Secondo te, perché questa fuga dalla nostra società? Che pure teoricamente dovrebbe offrire tutti i comfort, tutte le comodità, ogni ricchezza, ogni bene.
«Le persone che intervisto mi hanno fatto capire una cosa: siamo sicuri che il mondo sta andando nella direzione giusta? Se ci fermiamo a pensare: che senso ha vivere in un monolocale di 30 mq, pagando 1000 euro di fitto, guadagnandone 1300 al mese? O anche vivere con ritmi frenetici dedicandosi esclusivamente al lavoro per barattare il proprio tempo in cambio di denaro. Forse questo è sopravvivere, non vivere. Molti protagonisti delle mie storie credono che la natura sia l’unica cosa nella quale rifugiarsi e l’unica via cui l’uomo ha bisogno per poter “vivere” veramente».
Qual è il caso che ti ha più colpito?
«L’eremita di Ardesio, Flaminio. Un uomo che vive come se il tempo si fosse fermato. Vive senza elettricità, senza gas, acqua. I suoi vestiti sono cuciti con la lana delle sue pecore tramite un telaio che lui stesso ha costruito. 47 anni sui monti, non sa niente del mondo e di quello che succede. Un’esperienza indimenticabile».

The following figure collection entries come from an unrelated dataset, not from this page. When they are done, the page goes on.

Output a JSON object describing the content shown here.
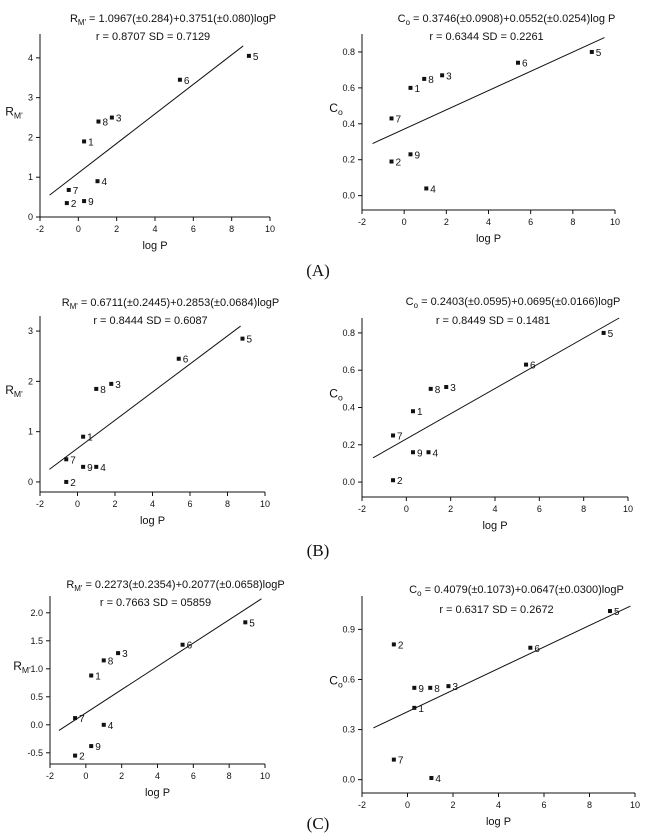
{
  "panel_labels": [
    "(A)",
    "(B)",
    "(C)"
  ],
  "chart_data": [
    {
      "type": "scatter",
      "title": "R_M' = 1.0967(±0.284)+0.3751(±0.080)logP",
      "subtitle": "r = 0.8707   SD = 0.7129",
      "xlabel": "log P",
      "ylabel": "R_M'",
      "xlim": [
        -2,
        10
      ],
      "ylim": [
        0,
        4.6
      ],
      "xticks": [
        -2,
        0,
        2,
        4,
        6,
        8,
        10
      ],
      "yticks": [
        0,
        1,
        2,
        3,
        4
      ],
      "points": [
        {
          "label": "1",
          "x": 0.3,
          "y": 1.9
        },
        {
          "label": "2",
          "x": -0.6,
          "y": 0.35
        },
        {
          "label": "3",
          "x": 1.75,
          "y": 2.5
        },
        {
          "label": "4",
          "x": 1.0,
          "y": 0.9
        },
        {
          "label": "5",
          "x": 8.9,
          "y": 4.05
        },
        {
          "label": "6",
          "x": 5.3,
          "y": 3.45
        },
        {
          "label": "7",
          "x": -0.5,
          "y": 0.68
        },
        {
          "label": "8",
          "x": 1.05,
          "y": 2.4
        },
        {
          "label": "9",
          "x": 0.3,
          "y": 0.4
        }
      ],
      "fit": {
        "x": [
          -1.5,
          8.6
        ],
        "y": [
          0.55,
          4.3
        ]
      }
    },
    {
      "type": "scatter",
      "title": "C_o = 0.3746(±0.0908)+0.0552(±0.0254)log P",
      "subtitle": "r = 0.6344   SD = 0.2261",
      "xlabel": "log P",
      "ylabel": "C_o",
      "xlim": [
        -2,
        10
      ],
      "ylim": [
        -0.08,
        0.9
      ],
      "xticks": [
        -2,
        0,
        2,
        4,
        6,
        8,
        10
      ],
      "yticks": [
        0.0,
        0.2,
        0.4,
        0.6,
        0.8
      ],
      "tick_labels_y": [
        "0.0",
        "0.2",
        "0.4",
        "0.6",
        "0.8"
      ],
      "points": [
        {
          "label": "1",
          "x": 0.3,
          "y": 0.6
        },
        {
          "label": "2",
          "x": -0.6,
          "y": 0.19
        },
        {
          "label": "3",
          "x": 1.8,
          "y": 0.67
        },
        {
          "label": "4",
          "x": 1.05,
          "y": 0.04
        },
        {
          "label": "5",
          "x": 8.9,
          "y": 0.8
        },
        {
          "label": "6",
          "x": 5.4,
          "y": 0.74
        },
        {
          "label": "7",
          "x": -0.6,
          "y": 0.43
        },
        {
          "label": "8",
          "x": 0.95,
          "y": 0.65
        },
        {
          "label": "9",
          "x": 0.3,
          "y": 0.23
        }
      ],
      "fit": {
        "x": [
          -1.5,
          9.5
        ],
        "y": [
          0.29,
          0.88
        ]
      }
    },
    {
      "type": "scatter",
      "title": "R_M' = 0.6711(±0.2445)+0.2853(±0.0684)logP",
      "subtitle": "r = 0.8444   SD = 0.6087",
      "xlabel": "log P",
      "ylabel": "R_M'",
      "xlim": [
        -2,
        10
      ],
      "ylim": [
        -0.2,
        3.3
      ],
      "xticks": [
        -2,
        0,
        2,
        4,
        6,
        8,
        10
      ],
      "yticks": [
        0,
        1,
        2,
        3
      ],
      "points": [
        {
          "label": "1",
          "x": 0.3,
          "y": 0.9
        },
        {
          "label": "2",
          "x": -0.6,
          "y": 0.0
        },
        {
          "label": "3",
          "x": 1.8,
          "y": 1.95
        },
        {
          "label": "4",
          "x": 1.0,
          "y": 0.3
        },
        {
          "label": "5",
          "x": 8.8,
          "y": 2.85
        },
        {
          "label": "6",
          "x": 5.4,
          "y": 2.45
        },
        {
          "label": "7",
          "x": -0.6,
          "y": 0.45
        },
        {
          "label": "8",
          "x": 1.0,
          "y": 1.85
        },
        {
          "label": "9",
          "x": 0.3,
          "y": 0.3
        }
      ],
      "fit": {
        "x": [
          -1.5,
          8.7
        ],
        "y": [
          0.25,
          3.1
        ]
      }
    },
    {
      "type": "scatter",
      "title": "C_o = 0.2403(±0.0595)+0.0695(±0.0166)logP",
      "subtitle": "r = 0.8449   SD = 0.1481",
      "xlabel": "log P",
      "ylabel": "C_o",
      "xlim": [
        -2,
        10
      ],
      "ylim": [
        -0.08,
        0.88
      ],
      "xticks": [
        -2,
        0,
        2,
        4,
        6,
        8,
        10
      ],
      "yticks": [
        0.0,
        0.2,
        0.4,
        0.6,
        0.8
      ],
      "tick_labels_y": [
        "0.0",
        "0.2",
        "0.4",
        "0.6",
        "0.8"
      ],
      "points": [
        {
          "label": "1",
          "x": 0.3,
          "y": 0.38
        },
        {
          "label": "2",
          "x": -0.6,
          "y": 0.01
        },
        {
          "label": "3",
          "x": 1.8,
          "y": 0.51
        },
        {
          "label": "4",
          "x": 1.0,
          "y": 0.16
        },
        {
          "label": "5",
          "x": 8.9,
          "y": 0.8
        },
        {
          "label": "6",
          "x": 5.4,
          "y": 0.63
        },
        {
          "label": "7",
          "x": -0.6,
          "y": 0.25
        },
        {
          "label": "8",
          "x": 1.1,
          "y": 0.5
        },
        {
          "label": "9",
          "x": 0.3,
          "y": 0.16
        }
      ],
      "fit": {
        "x": [
          -1.5,
          9.6
        ],
        "y": [
          0.13,
          0.88
        ]
      }
    },
    {
      "type": "scatter",
      "title": "R_M' = 0.2273(±0.2354)+0.2077(±0.0658)logP",
      "subtitle": "r = 0.7663   SD = 05859",
      "xlabel": "log P",
      "ylabel": "R_M'",
      "xlim": [
        -2,
        10
      ],
      "ylim": [
        -0.7,
        2.3
      ],
      "xticks": [
        -2,
        0,
        2,
        4,
        6,
        8,
        10
      ],
      "yticks": [
        -0.5,
        0.0,
        0.5,
        1.0,
        1.5,
        2.0
      ],
      "tick_labels_y": [
        "-0.5",
        "0.0",
        "0.5",
        "1.0",
        "1.5",
        "2.0"
      ],
      "points": [
        {
          "label": "1",
          "x": 0.3,
          "y": 0.88
        },
        {
          "label": "2",
          "x": -0.6,
          "y": -0.55
        },
        {
          "label": "3",
          "x": 1.8,
          "y": 1.28
        },
        {
          "label": "4",
          "x": 1.0,
          "y": 0.0
        },
        {
          "label": "5",
          "x": 8.9,
          "y": 1.83
        },
        {
          "label": "6",
          "x": 5.4,
          "y": 1.43
        },
        {
          "label": "7",
          "x": -0.6,
          "y": 0.12
        },
        {
          "label": "8",
          "x": 1.0,
          "y": 1.15
        },
        {
          "label": "9",
          "x": 0.3,
          "y": -0.38
        }
      ],
      "fit": {
        "x": [
          -1.5,
          9.8
        ],
        "y": [
          -0.1,
          2.25
        ]
      }
    },
    {
      "type": "scatter",
      "title": "C_o = 0.4079(±0.1073)+0.0647(±0.0300)logP",
      "subtitle": "r = 0.6317     SD = 0.2672",
      "xlabel": "log P",
      "ylabel": "C_o",
      "xlim": [
        -2,
        10
      ],
      "ylim": [
        -0.08,
        1.1
      ],
      "xticks": [
        -2,
        0,
        2,
        4,
        6,
        8,
        10
      ],
      "yticks": [
        0.0,
        0.3,
        0.6,
        0.9
      ],
      "tick_labels_y": [
        "0.0",
        "0.3",
        "0.6",
        "0.9"
      ],
      "points": [
        {
          "label": "1",
          "x": 0.3,
          "y": 0.43
        },
        {
          "label": "2",
          "x": -0.6,
          "y": 0.81
        },
        {
          "label": "3",
          "x": 1.8,
          "y": 0.56
        },
        {
          "label": "4",
          "x": 1.05,
          "y": 0.01
        },
        {
          "label": "5",
          "x": 8.9,
          "y": 1.01
        },
        {
          "label": "6",
          "x": 5.4,
          "y": 0.79
        },
        {
          "label": "7",
          "x": -0.6,
          "y": 0.12
        },
        {
          "label": "8",
          "x": 1.0,
          "y": 0.55
        },
        {
          "label": "9",
          "x": 0.3,
          "y": 0.55
        }
      ],
      "fit": {
        "x": [
          -1.5,
          9.8
        ],
        "y": [
          0.31,
          1.04
        ]
      }
    }
  ]
}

Come ti accolgono quando ti presenti, tu estraneo addirittura con una telecamera e riesci a convincerli a farti raccontare le loro storie?
«Tutti mi accolgono benissimo. Soprattutto chi ha scelto la strada dell “eremitaggio”. L’eremita sa come si accoglie. La sua vita è fatta per l’ascolto e l’ accoglienza. Come mi diceva Suor Mirella Muià, eremita di Gerace: “l’eremita non si isola dal mondo, ma accoglie il mondo”. Soprattutto in Calabria, ho sempre trovato le porte aperte».